Ebenfalls von HELGA THEUNERT stammt mein Begriffsverständnis von Gewalt (THEUNERT 1996, S. 59 – 62). Sie definiert Gewalt als „die Manifestation von Macht und/oder Herrschaft, mit der Folge und/oder dem Ziel der Schädigung von einzelnen oder Gruppen von Menschen.“ Dieser Definition kann man zwei Bestimmungskriterien entnehmen: Gewalt wird einerseits nach ihren Folgen definiert, der durch die Gewalt verursachten Schädigung einer Person, andererseits nach den diesen Folgen vorausgehenden Bedingungen, also durch die Ausübung oder Existenz von Macht und Herrschaft. Nach THEUNERT liegt eine Schädigung vor, wenn der Betroffene subjektives „Leiden“ erfährt. Ziel oder Absicht sind dabei keine notwendige Voraussetzung für Gewalt, da Gewalt auch vorliegt, wenn die Schädigung nicht beabsichtigt ist. Sie können jedoch Informationen über entsprechende Gründe liefern. Dieser Blick auf die Folgen macht die Analyse und Wahrnehmung unterschiedlicher Erscheinungsformen von Gewalt möglich. Die Ausübung oder Existenz von Macht und Herrschaft ist an die Verfügung über entsprechende Machtmittel gebunden. Dabei sind situative und generelle Machtverhältnisse zu unterscheiden. Situativ bedeutet, dass die Ungleichverteilung der Machtverhältnisse primär situationsspezifisch ist und somit auf interpersonaler Ebene lokalisiert werden kann. Generell bedeutet dagegen ein langfristiges, eindeutig zugunsten einer Seite geregeltes Machtverhältnis. Dieses ist auf der ideologischen bzw. gesellschaftlichen Ebene lokalisiert, also eine prinzipielle normativ gesicherte Ungleichverteilung von Macht. THEUNERT betont dabei, dass durch diese Sichtweise die klassischen Theorien überwunden werden können, in denen Gewalt in behavioristischer Tradition als rein physische Gewalt angesehen wird und verweist in diesem Zusammenhang auf die historisch-gesellschaftliche Dimension von Gewalt.
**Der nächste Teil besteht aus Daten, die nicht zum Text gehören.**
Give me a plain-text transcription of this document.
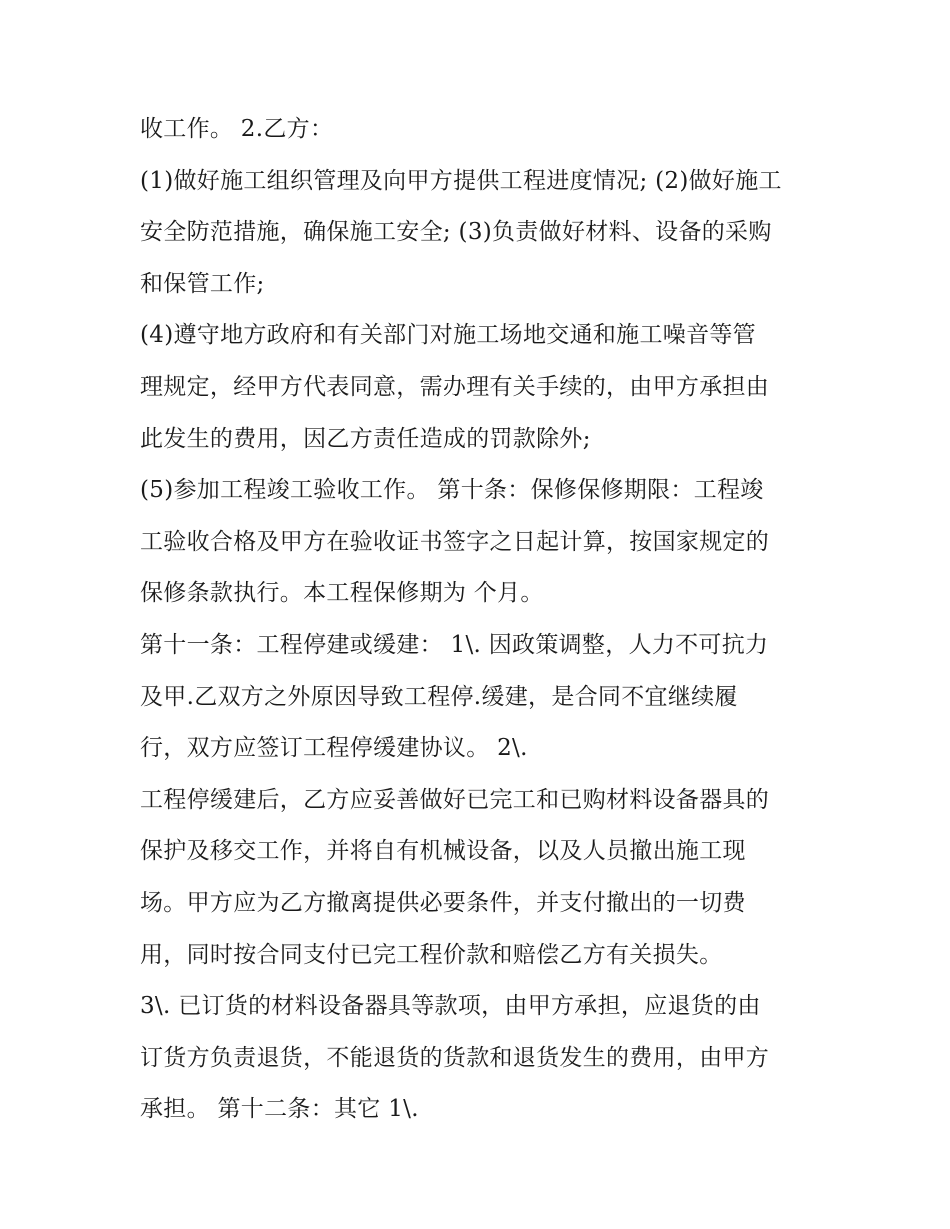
收工作。 2.乙方：
(1)做好施工组织管理及向甲方提供工程进度情况; (2)做好施工
安全防范措施，确保施工安全; (3)负责做好材料、设备的采购
和保管工作;
(4)遵守地方政府和有关部门对施工场地交通和施工噪音等管
理规定，经甲方代表同意，需办理有关手续的，由甲方承担由
此发生的费用，因乙方责任造成的罚款除外;
(5)参加工程竣工验收工作。 第十条：保修保修期限：工程竣
工验收合格及甲方在验收证书签字之日起计算，按国家规定的
保修条款执行。本工程保修期为 个月。
第十一条：工程停建或缓建： 1\. 因政策调整，人力不可抗力
及甲.乙双方之外原因导致工程停.缓建，是合同不宜继续履
行，双方应签订工程停缓建协议。 2\.
工程停缓建后，乙方应妥善做好已完工和已购材料设备器具的
保护及移交工作，并将自有机械设备，以及人员撤出施工现
场。甲方应为乙方撤离提供必要条件，并支付撤出的一切费
用，同时按合同支付已完工程价款和赔偿乙方有关损失。
3\. 已订货的材料设备器具等款项，由甲方承担，应退货的由
订货方负责退货，不能退货的货款和退货发生的费用，由甲方
承担。 第十二条：其它 1\.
Zur Verdeutlichung ihrer Überlegungen hat THEUNERT ein Schema entworfen, das die verschiedenen Erscheinungsformen von Gewalt erfasst (THEUNERT 1996, S. 61):
Abbildung in dieser Leseprobe nicht enthalten
Neben den Dimensionen personell vs. strukturell und physisch vs. psychisch kann Gewalt auch in andere Dimensionen eingeordnet werden, z.B. offensiv (Angriff) vs. defensiv(Verteidigung), provoziert vs. unprovoziert oder instrumentell(nutzenorientiert) vs. impulsiv(aus dem Affekt). Zusätzlich müssen die verschiedenen Ebenen der Gewalt beachtet werden: Handlungswissen (über Techniken und Mittel), Vorstellungen, Einstellungen (zu geltenden Normen, Gewalt; Vorurteile gegenüber anderen Gruppen etc.), Einstellungen sind gleichzusetzen mit einem Verhaltenspotential – und damit Voraussetzung für das eigentliche Verhalten, Gewaltverhalten (eigentlich ausgeführte Gewalt) sowie Gefühle, die während dem Gewalthandeln gezeigt werden.
Die Begriffe Macht und Herrschaft möchte ich mit MAX WEBER definieren: „Macht bedeutet jede Chance, innerhalb einer sozialen Beziehung den eigenen Willen auch gegen Widerstreben durchzusetzen, gleichviel worauf diese Chance beruht. Herrschaft soll heißen die Chance, für einen Befehl bestimmten Inhalts bei angebbaren Personen Gehorsam zu finden; […]“ (WEBER 1984, S. 89, Hervorhebungen im Original).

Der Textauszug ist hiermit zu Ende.